Hello ladies and gentlemen…
My today’s topic says;
WHAT’S YOUR VIEW ON “LADIES PLAYING-“HARD TO GET “???
Well- I’d love to know your view on this over flogged phrase used mostly by men in our society, to describe ladies reactions while being wooed.
Now- what does wooing mean? The English dictionary defines it as; to endeavor to gain someone’s affection. This act has been in existence for centuries. The world has evolved though- civilization, especially through the birth of social media has almost changed the wooing game completely. Some ladies are emboldened through civilization- and more likely to express their feelings towards a man they fancied or found interesting. Funny enough, these changes haven’t automatically scrapped the lamenting of some men; that some ladies play “hard to get” even when they’re interested in the proposed courtship.
My take on this wailing from men- on ladies playing hard to get or acting indifferent while being wooed by the opposite sex, is that- it shouldn’t be generalized. Every Tom, Dick and Pedro now claims, a lady played hard to get on him. Even though, it could just be a case of unrequited love.

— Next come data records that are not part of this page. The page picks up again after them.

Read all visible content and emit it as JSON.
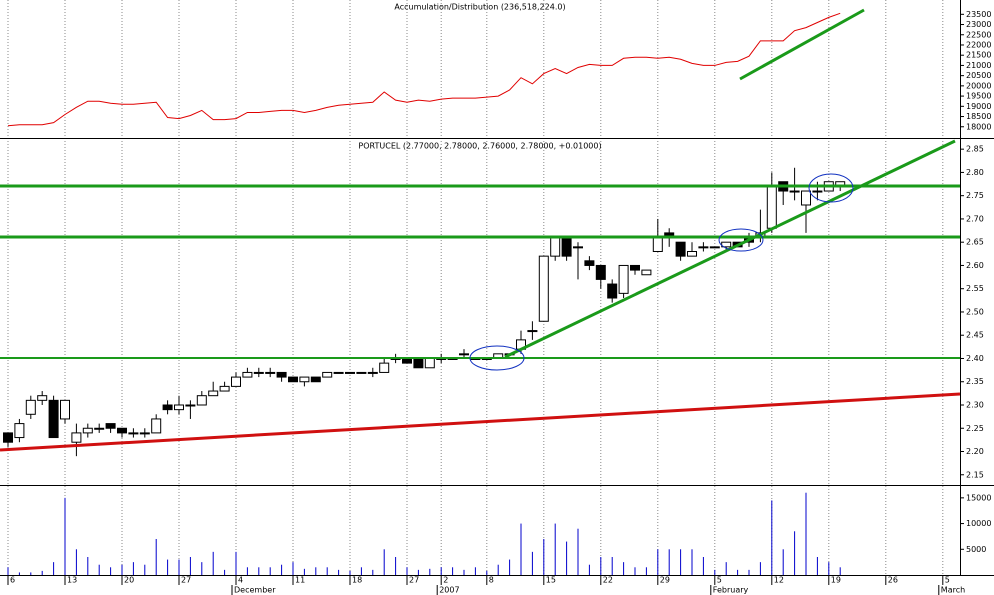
{
  "chart_data": [
    {
      "type": "line",
      "title": "Accumulation/Distribution (236,518,224.0)",
      "color": "#e00000",
      "ylim": [
        17450,
        24200
      ],
      "yticks": [
        18000,
        18500,
        19000,
        19500,
        20000,
        20500,
        21000,
        21500,
        22000,
        22500,
        23000,
        23500
      ],
      "values": [
        18050,
        18100,
        18100,
        18100,
        18200,
        18600,
        18950,
        19250,
        19250,
        19150,
        19100,
        19100,
        19150,
        19200,
        18450,
        18400,
        18550,
        18800,
        18350,
        18350,
        18400,
        18700,
        18700,
        18750,
        18800,
        18800,
        18700,
        18800,
        18950,
        19050,
        19100,
        19150,
        19200,
        19700,
        19300,
        19200,
        19300,
        19250,
        19350,
        19400,
        19400,
        19400,
        19450,
        19500,
        19800,
        20400,
        20100,
        20600,
        20850,
        20600,
        20900,
        21050,
        21000,
        21000,
        21350,
        21400,
        21400,
        21350,
        21400,
        21300,
        21100,
        21000,
        21000,
        21150,
        21200,
        21450,
        22200,
        22200,
        22200,
        22700,
        22850,
        23100,
        23350,
        23550,
        null,
        null,
        null,
        null,
        null,
        null,
        null,
        null,
        null,
        null
      ]
    },
    {
      "type": "candlestick",
      "title": "PORTUCEL (2.77000, 2.78000, 2.76000, 2.78000, +0.01000)",
      "up_color": "#ffffff",
      "down_color": "#000000",
      "ylim": [
        2.128,
        2.874
      ],
      "yticks": [
        2.15,
        {
          "value": 2.2,
          "label": "2.20"
        },
        2.25,
        {
          "value": 2.3,
          "label": "2.30"
        },
        2.35,
        {
          "value": 2.4,
          "label": "2.40"
        },
        2.45,
        {
          "value": 2.5,
          "label": "2.50"
        },
        2.55,
        {
          "value": 2.6,
          "label": "2.60"
        },
        2.65,
        {
          "value": 2.7,
          "label": "2.70"
        },
        2.75,
        {
          "value": 2.8,
          "label": "2.80"
        },
        2.85
      ],
      "open": [
        2.24,
        2.23,
        2.28,
        2.31,
        2.31,
        2.27,
        2.22,
        2.24,
        2.25,
        2.26,
        2.25,
        2.24,
        2.24,
        2.24,
        2.3,
        2.29,
        2.3,
        2.3,
        2.32,
        2.33,
        2.34,
        2.36,
        2.37,
        2.37,
        2.37,
        2.36,
        2.35,
        2.36,
        2.36,
        2.37,
        2.37,
        2.37,
        2.37,
        2.37,
        2.4,
        2.4,
        2.4,
        2.38,
        2.4,
        2.4,
        2.41,
        2.4,
        2.4,
        2.4,
        2.41,
        2.42,
        2.46,
        2.48,
        2.62,
        2.66,
        2.64,
        2.61,
        2.6,
        2.56,
        2.54,
        2.6,
        2.58,
        2.63,
        2.67,
        2.65,
        2.62,
        2.64,
        2.64,
        2.64,
        2.65,
        2.66,
        2.66,
        2.68,
        2.78,
        2.76,
        2.73,
        2.76,
        2.76,
        2.77,
        null,
        null,
        null,
        null,
        null,
        null,
        null,
        null,
        null,
        null
      ],
      "high": [
        2.24,
        2.27,
        2.32,
        2.33,
        2.32,
        2.31,
        2.26,
        2.26,
        2.26,
        2.26,
        2.25,
        2.25,
        2.25,
        2.28,
        2.31,
        2.32,
        2.31,
        2.33,
        2.35,
        2.35,
        2.37,
        2.38,
        2.38,
        2.38,
        2.37,
        2.36,
        2.36,
        2.36,
        2.37,
        2.37,
        2.37,
        2.37,
        2.38,
        2.4,
        2.41,
        2.4,
        2.4,
        2.4,
        2.41,
        2.4,
        2.42,
        2.4,
        2.4,
        2.41,
        2.41,
        2.46,
        2.48,
        2.62,
        2.66,
        2.66,
        2.65,
        2.62,
        2.6,
        2.57,
        2.6,
        2.6,
        2.59,
        2.7,
        2.68,
        2.65,
        2.65,
        2.65,
        2.64,
        2.65,
        2.65,
        2.67,
        2.72,
        2.8,
        2.78,
        2.81,
        2.76,
        2.78,
        2.78,
        2.78,
        null,
        null,
        null,
        null,
        null,
        null,
        null,
        null,
        null,
        null
      ],
      "low": [
        2.21,
        2.22,
        2.27,
        2.3,
        2.23,
        2.26,
        2.19,
        2.23,
        2.24,
        2.24,
        2.23,
        2.23,
        2.23,
        2.24,
        2.28,
        2.28,
        2.27,
        2.3,
        2.32,
        2.33,
        2.34,
        2.36,
        2.36,
        2.36,
        2.35,
        2.35,
        2.34,
        2.35,
        2.36,
        2.37,
        2.37,
        2.37,
        2.36,
        2.37,
        2.39,
        2.39,
        2.38,
        2.38,
        2.39,
        2.4,
        2.4,
        2.4,
        2.4,
        2.4,
        2.41,
        2.41,
        2.44,
        2.48,
        2.61,
        2.61,
        2.57,
        2.59,
        2.55,
        2.52,
        2.53,
        2.58,
        2.58,
        2.63,
        2.64,
        2.61,
        2.62,
        2.63,
        2.64,
        2.63,
        2.64,
        2.64,
        2.65,
        2.67,
        2.73,
        2.74,
        2.67,
        2.74,
        2.76,
        2.76,
        null,
        null,
        null,
        null,
        null,
        null,
        null,
        null,
        null,
        null
      ],
      "close": [
        2.22,
        2.26,
        2.31,
        2.32,
        2.23,
        2.31,
        2.24,
        2.25,
        2.25,
        2.25,
        2.24,
        2.24,
        2.24,
        2.27,
        2.29,
        2.3,
        2.3,
        2.32,
        2.33,
        2.34,
        2.36,
        2.37,
        2.37,
        2.37,
        2.36,
        2.35,
        2.36,
        2.35,
        2.37,
        2.37,
        2.37,
        2.37,
        2.37,
        2.39,
        2.4,
        2.39,
        2.38,
        2.4,
        2.4,
        2.4,
        2.41,
        2.4,
        2.4,
        2.41,
        2.41,
        2.44,
        2.46,
        2.62,
        2.66,
        2.62,
        2.64,
        2.6,
        2.57,
        2.53,
        2.6,
        2.59,
        2.59,
        2.66,
        2.66,
        2.62,
        2.63,
        2.64,
        2.64,
        2.65,
        2.64,
        2.65,
        2.67,
        2.77,
        2.76,
        2.76,
        2.76,
        2.76,
        2.78,
        2.78,
        null,
        null,
        null,
        null,
        null,
        null,
        null,
        null,
        null,
        null
      ]
    },
    {
      "type": "bar",
      "color": "#0000cc",
      "ylim": [
        0,
        17500
      ],
      "yticks": [
        5000,
        10000,
        15000
      ],
      "categories": [
        "6",
        null,
        null,
        null,
        null,
        "13",
        null,
        null,
        null,
        null,
        "20",
        null,
        null,
        null,
        null,
        "27",
        null,
        null,
        null,
        null,
        "4",
        null,
        null,
        null,
        null,
        "11",
        null,
        null,
        null,
        null,
        "18",
        null,
        null,
        null,
        null,
        "27",
        null,
        null,
        "2",
        null,
        null,
        null,
        "8",
        null,
        null,
        null,
        null,
        "15",
        null,
        null,
        null,
        null,
        "22",
        null,
        null,
        null,
        null,
        "29",
        null,
        null,
        null,
        null,
        "5",
        null,
        null,
        null,
        null,
        "12",
        null,
        null,
        null,
        null,
        "19",
        null,
        null,
        null,
        null,
        "26",
        null,
        null,
        null,
        null,
        "5",
        null
      ],
      "month_labels": [
        null,
        null,
        null,
        null,
        null,
        null,
        null,
        null,
        null,
        null,
        null,
        null,
        null,
        null,
        null,
        null,
        null,
        null,
        null,
        null,
        "December",
        null,
        null,
        null,
        null,
        null,
        null,
        null,
        null,
        null,
        null,
        null,
        null,
        null,
        null,
        null,
        null,
        null,
        "2007",
        null,
        null,
        null,
        null,
        null,
        null,
        null,
        null,
        null,
        null,
        null,
        null,
        null,
        null,
        null,
        null,
        null,
        null,
        null,
        null,
        null,
        null,
        null,
        "February",
        null,
        null,
        null,
        null,
        null,
        null,
        null,
        null,
        null,
        null,
        null,
        null,
        null,
        null,
        null,
        null,
        null,
        null,
        null,
        "March",
        null
      ],
      "values": [
        1500,
        500,
        500,
        800,
        2500,
        15000,
        5000,
        3500,
        2000,
        1500,
        2000,
        2500,
        2000,
        7000,
        3000,
        3000,
        3500,
        2500,
        4500,
        1000,
        4500,
        1500,
        1500,
        1500,
        2000,
        2500,
        1200,
        1500,
        1500,
        1000,
        800,
        1500,
        1000,
        5000,
        3500,
        1500,
        1000,
        1200,
        1500,
        1500,
        1000,
        1500,
        800,
        2000,
        3000,
        10000,
        4500,
        7000,
        10000,
        6500,
        9000,
        2000,
        3500,
        3500,
        2500,
        1500,
        1500,
        5000,
        5000,
        5000,
        5000,
        3500,
        1000,
        2500,
        1000,
        1000,
        2500,
        14500,
        5000,
        8500,
        16000,
        3500,
        2500,
        1500,
        null,
        null,
        null,
        null,
        null,
        null,
        null,
        null,
        null,
        null
      ]
    }
  ]
}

The thing is- I’m not saying it doesn’t happen. My view is- I don’t believe it happens as frequently as those whose ego has been smashed to rubble, want us to believe. Has it ever occurred to some men that, a lady who refused to pick your calls- claimed too busy for a date with you, may just be passing across a direct message- which is, she isn’t interested. I mean, is it not similar to how some, initiate breakups? Some ladies find it difficult to reject a relationship proposal, straight to your face. Especially the sensitive ones; trying to save you that awkward conversation.
Fact is-some ladies play hard to get for real at least in our African setting. Upbringing plays a huge role in shaping one’s character. Those days, etiquette demanded a young lady should carry herself in a certain manner. Having been taught from childhood it’s unladylike to be unrestrained. Or show interest initially while being wooed.

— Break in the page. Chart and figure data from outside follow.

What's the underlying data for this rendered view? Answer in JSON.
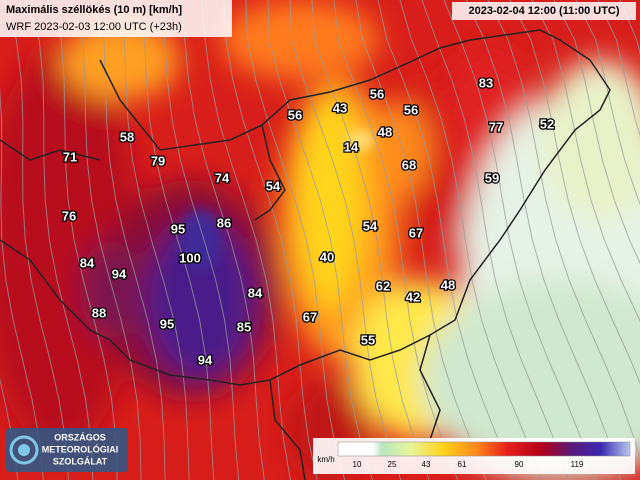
{
  "header": {
    "title": "Maximális széllökés (10 m) [km/h]",
    "subtitle": "WRF 2023-02-03 12:00 UTC (+23h)",
    "valid_time": "2023-02-04 12:00 (11:00 UTC)"
  },
  "stations": [
    "58",
    "71",
    "79",
    "74",
    "54",
    "76",
    "86",
    "95",
    "100",
    "84",
    "94",
    "88",
    "84",
    "95",
    "85",
    "94",
    "67",
    "55",
    "40",
    "54",
    "62",
    "42",
    "48",
    "67",
    "68",
    "14",
    "48",
    "43",
    "56",
    "56",
    "56",
    "83",
    "77",
    "52",
    "59"
  ],
  "legend": {
    "unit": "km/h",
    "ticks": [
      "10",
      "25",
      "43",
      "61",
      "90",
      "119"
    ]
  },
  "logo": [
    "ORSZÁGOS",
    "METEOROLÓGIAI",
    "SZOLGÁLAT"
  ]
}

Truth be told- some men actually badmouth/mistreat ladies who were interested in them from the onset. They would at times call such person cheap. Going by this belief, he won’t value the relationship and would eventually take her for granted. This particular logic agrees with the cliche- “people generally value what they made strenuous effort for.”

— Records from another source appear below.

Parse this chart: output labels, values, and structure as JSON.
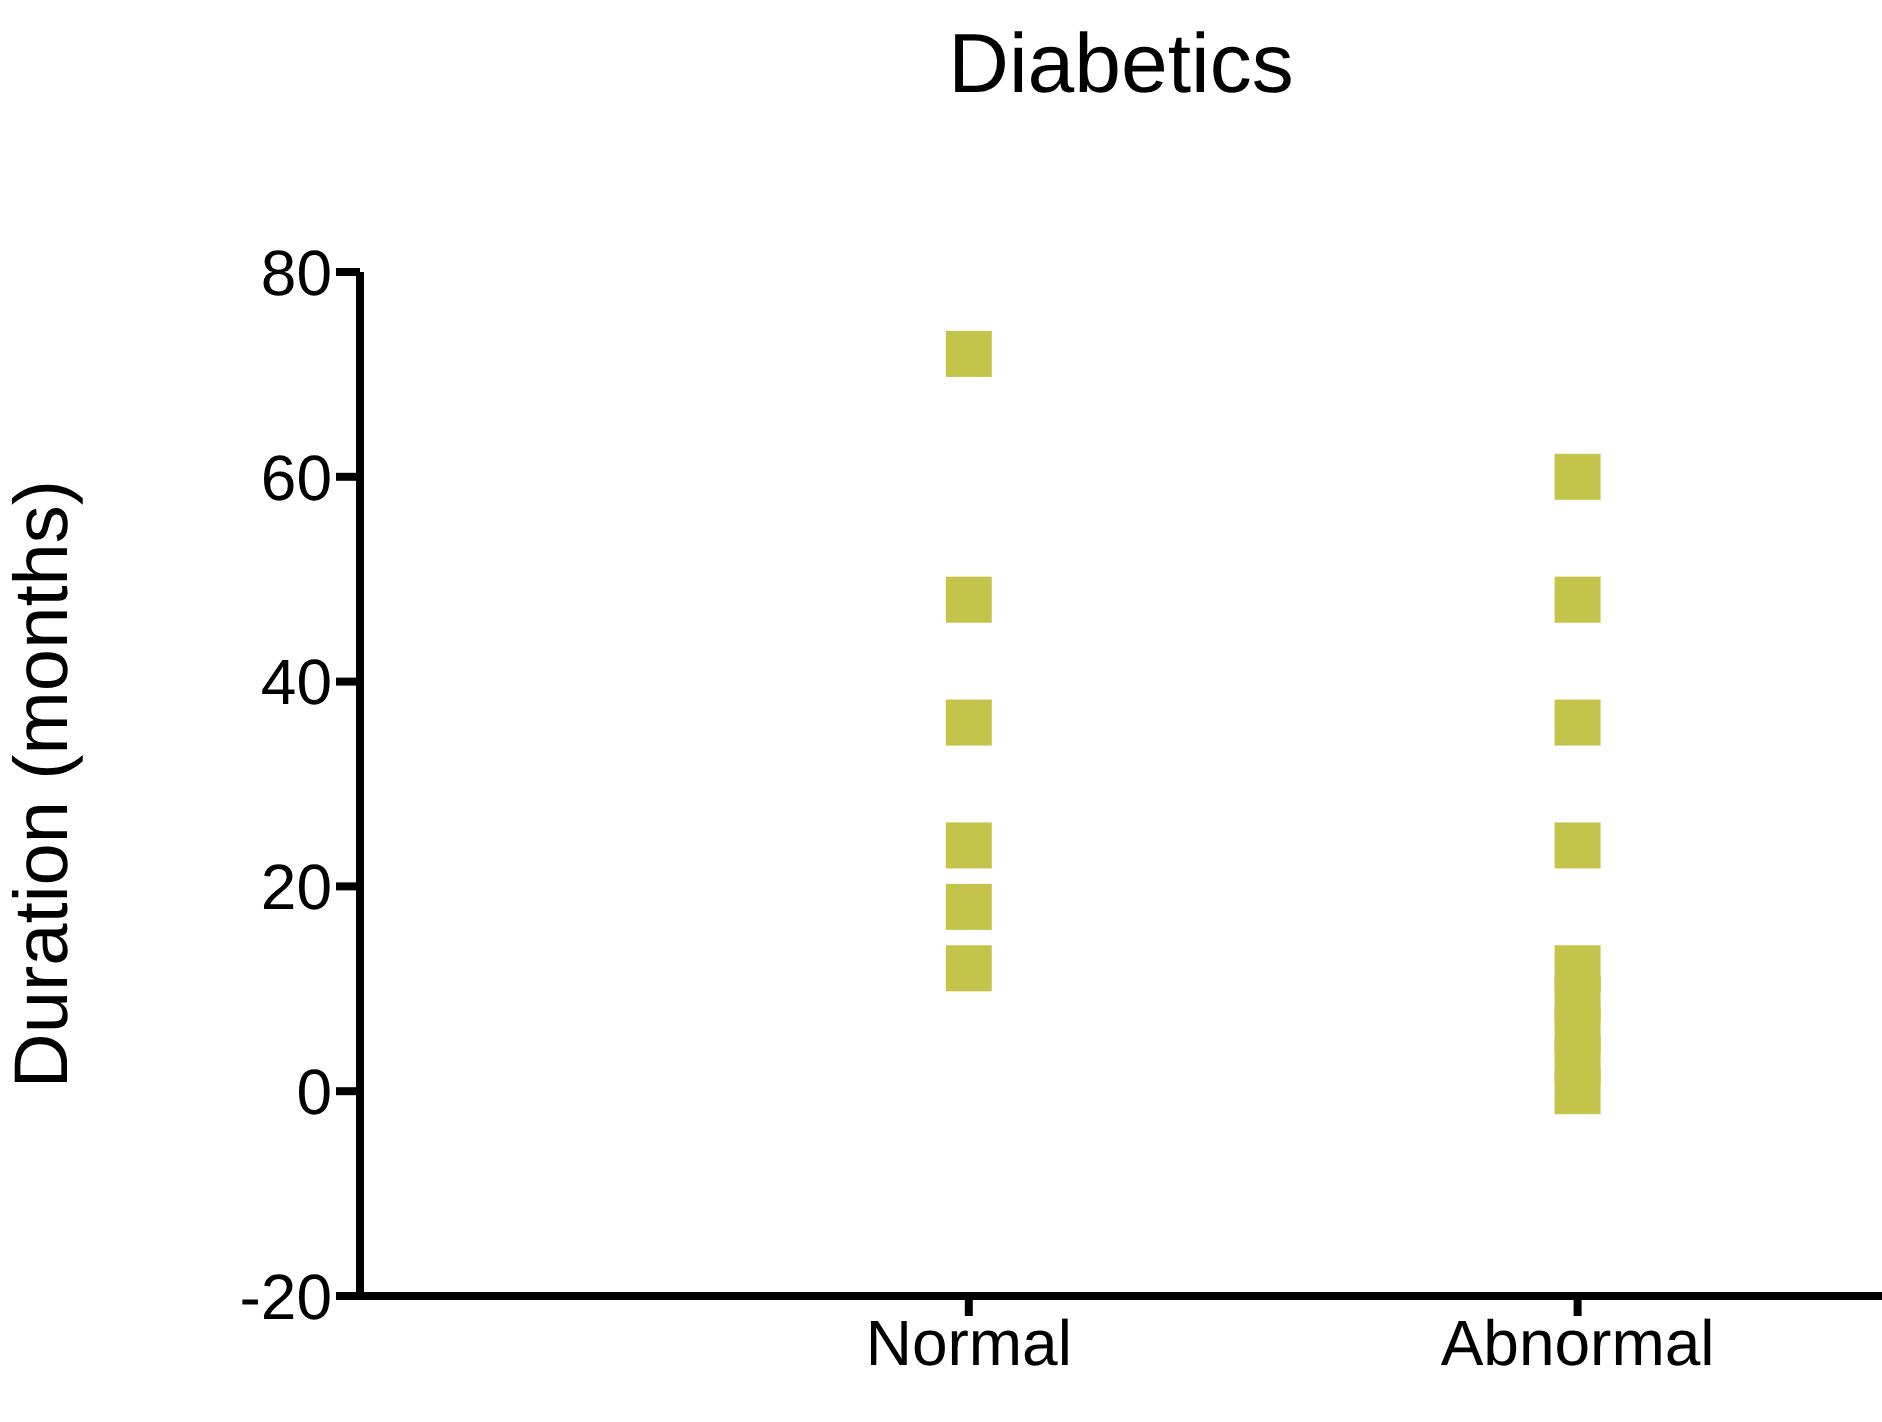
{
  "chart_data": {
    "type": "scatter",
    "title": "Diabetics",
    "ylabel": "Duration (months)",
    "categories": [
      "Normal",
      "Abnormal"
    ],
    "series": [
      {
        "color": "#c4c44a",
        "x": [
          "Normal",
          "Normal",
          "Normal",
          "Normal",
          "Normal",
          "Normal",
          "Abnormal",
          "Abnormal",
          "Abnormal",
          "Abnormal",
          "Abnormal",
          "Abnormal",
          "Abnormal",
          "Abnormal",
          "Abnormal"
        ],
        "values": [
          72,
          48,
          36,
          24,
          18,
          12,
          60,
          48,
          36,
          24,
          12,
          9,
          6,
          3,
          0
        ]
      }
    ],
    "ylim": [
      -20,
      80
    ],
    "yticks": [
      -20,
      0,
      20,
      40,
      60,
      80
    ],
    "marker": "square",
    "grid": false,
    "legend": false
  }
}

What about having an open mind? It may or may not be any of those plausible reasons. Things aren’t always what they seemed. What if she happened to be in a relationship and wasn’t interested or available? What if instinctively, she knew, she wouldn’t’ date you? What if just after minutes of talking with you on a first date- she had already seen traits that disgusted her? Do we really think a jerk, is that hard to spot? Lol. Or a braggart? Or a vain man- so fixated on his look? Or a pompous prig? Who thinks he’s the best thing since chocolate. Haha…these’re strictly my opinions though.
My point is- ego is a dangerous trait in any human being. You may never know her reasons for lack of interest initially. I think it’s so wrong to always assume it was an “act.” A lady may not like your personality at first. But something you did, maybe on a date or a particular trait you’ve may gradually melt her heart and endears you to her. That doesn’t mean she was pretending at first. It might just be that you gradually won her over. Understand that, she might not have been interested in you until she began to see traits she likes in you.
My humble advice? If she wouldn’t take your calls – shows absolutely zero interest in you. Move the heck on- she probably isn’t playing any stupid game. Could be, she’s simply not interested in you.